ROWS Maximum height of input and output image
COLS Maximum width of input and output image (must be a multiple of 8, in case of 8 pixel mode)
NPC Number of pixels to be processed per cycle; possible options are XF_NPPC1 and XF_NPPC8 for 1 pixel and 8 pixel operations respectively. In XF_NPPC, the output image pixels are packed and precision is XF_NPPC4. In XF_NPPC8, output pixels precision is XF_NPPC8.
NPC1 The output NPC is 32.Packing 2bit, 32 pixels into 64 bit pointer
USE_URAM Enable to map some storage structures to URAM
XFCVDEPTH_IN_1 Depth of input image
XFCVDEPTH_OUT_1 Depth of output image
_src_mat Input image
_dst_mat Output image
_lowthreshold The lower value of threshold for binary thresholding.
_highthreshold The higher value of threshold for binary thresholding.

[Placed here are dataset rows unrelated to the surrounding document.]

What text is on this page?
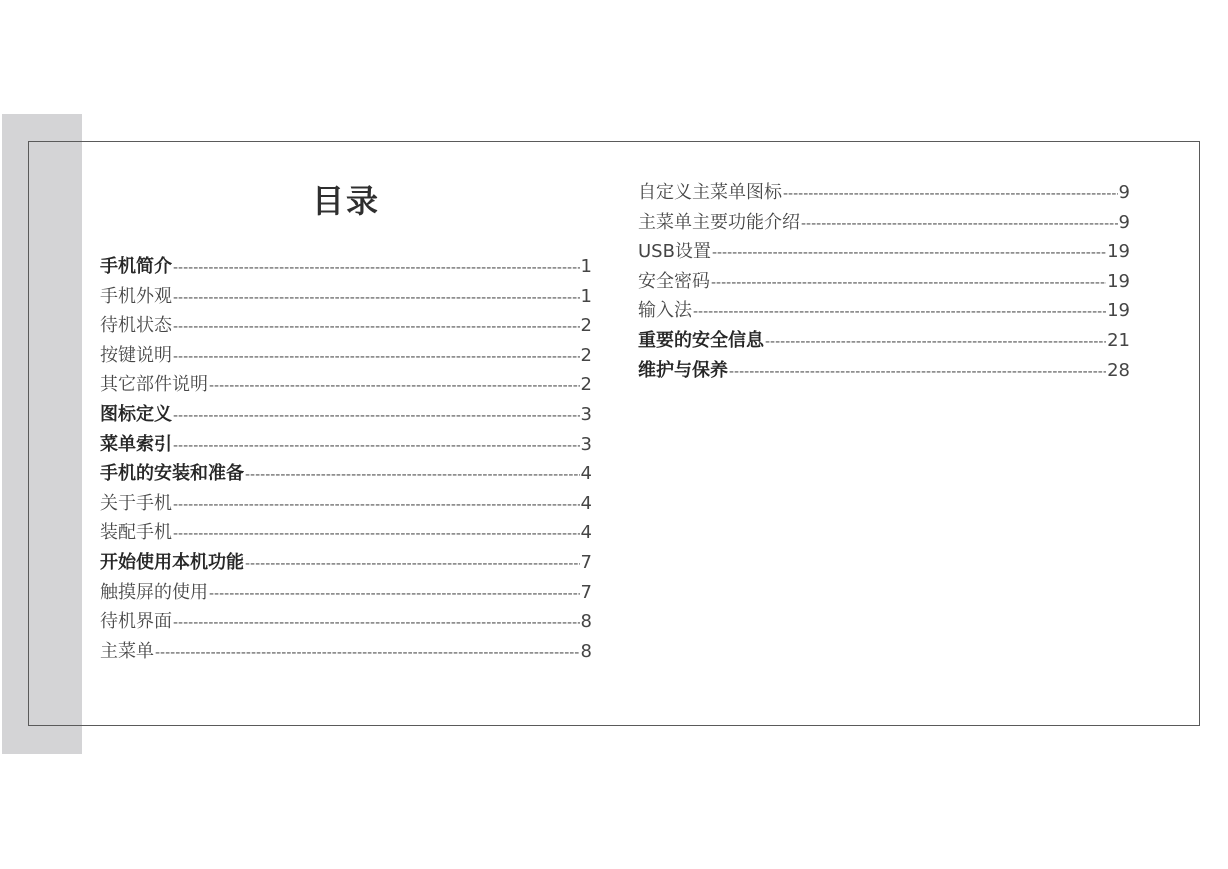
目录
手机简介 -----	1
手机外观 -----	1
待机状态 -----	2
按键说明 -----	2
其它部件说明 -----	2
图标定义 -----	3
菜单索引 -----	3
手机的安装和准备 -----	4
关于手机 -----	4
装配手机 -----	4
开始使用本机功能 -----	7
触摸屏的使用 -----	7
待机界面 -----	8
主菜单 -----	8
自定义主菜单图标 -----	9
主菜单主要功能介绍 -----	9
USB设置 -----	19
安全密码 -----	19
输入法 -----	19
重要的安全信息 -----	21
维护与保养 -----	28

The following table describes the EdgeTracing template and function parameters:

Table 335 Table 65. EdgeTracing Parameter Description
Parameter Description
SRC_T Input pixel type
DST_T Output pixel type
ROWS Maximum height of input and output image
COLS Maximum width of input and output image (must be a multiple of 32)
NPC_SRC Number of pixels to be processed per cycle. Fixed to XF_NPPC32.
NPC_DST Number of pixels to be written to destination. Fixed to XF_NPPC8.
USE_URAM Enable to map storage structures to URAM.
depthm Depth of input image
_src Input image
_dst Output image

Resource Utilization

The following table summarizes the resource utilization of xf::cv::Canny and EdgeTracing in different configurations, generated using Vivado HLS 2019.1 tool for the Xczu9eg-ffvb1156-1-i-es1 FPGA, to process a grayscale HD (1080x1920) image for Filter size is 3.

Table 336 Table 66. xf::cv::Canny and EdgeTracing Function Resource Utilization Summary
Name Resource Utilization
1 pixel 1 pixel 8 pixel 8 pixel Edge Linking Edge Linking
L1NORM,FS:3 L2NORM,FS:3 L1NORM,FS:3 L2NORM,FS:3
300 MHz 300 MHz 150 MHz 150 MHz 300 MHz 150 MHz
BRAM_18K 22 18 36 32 84 84
DSP48E 2 4 16 32 3 3
FF 3027 3507 4899 6208 17600 14356
LUT 2626 3170 6518 9560 15764 14274
CLB 606 708 1264 1871 2955 3241

The following table summarizes the resource utilization of xf::cv::Canny and EdgeTracing in different configurations, generated using Vivado HLS 2019.1 tool for the xczu7ev-ffvc1156-2-e FPGA, to process a grayscale 4K image for Filter size is 3.

Table 337 Table 67. xf::cv::Canny and EdgeTracing Function Resource Utilization Summary with UltraRAM Enable
Name Resource Utilization
1 pixel 1 pixel 8 pixel 8 pixel Edge Linking Edge Linking
L1NORM,FS:3 L2NORM,FS:3 L1NORM,FS:3 L2NORM,FS:3
300 MHz 300 MHz 150 MHz 150 MHz 300 MHz 150 MHz
BRAM_18K 10 8 3 3 4 4
URAM 1 1 15 13 8 8
DSP48E 2 4 16 32 8 8
FF 3184 3749 5006 7174 5581 7054
LUT 2511 2950 6695 9906 4092 6380

Performance Estimate

The following table summarizes the performance of the kernel in different configurations, as generated using Vivado HLS 2019.1 tool for the Xczu9eg-ffvb1156-1-i-es1, to process a grayscale HD (1080x1920) image for L1NORM, filter size is 3 and including the edge linking module.

Table 338 Table 68. xf::cv::Canny and EdgeTracing Function Performance Estimate Summary
Operating Mode Latency Estimate
Max Latency (ms)
1 pixel operation (300 MHz) 10.8
8 pixel operation (150 MHz) 8.5

Deviation from OpenCV

In OpenCV Canny function, the Gaussian blur is not applied as a pre-processing step.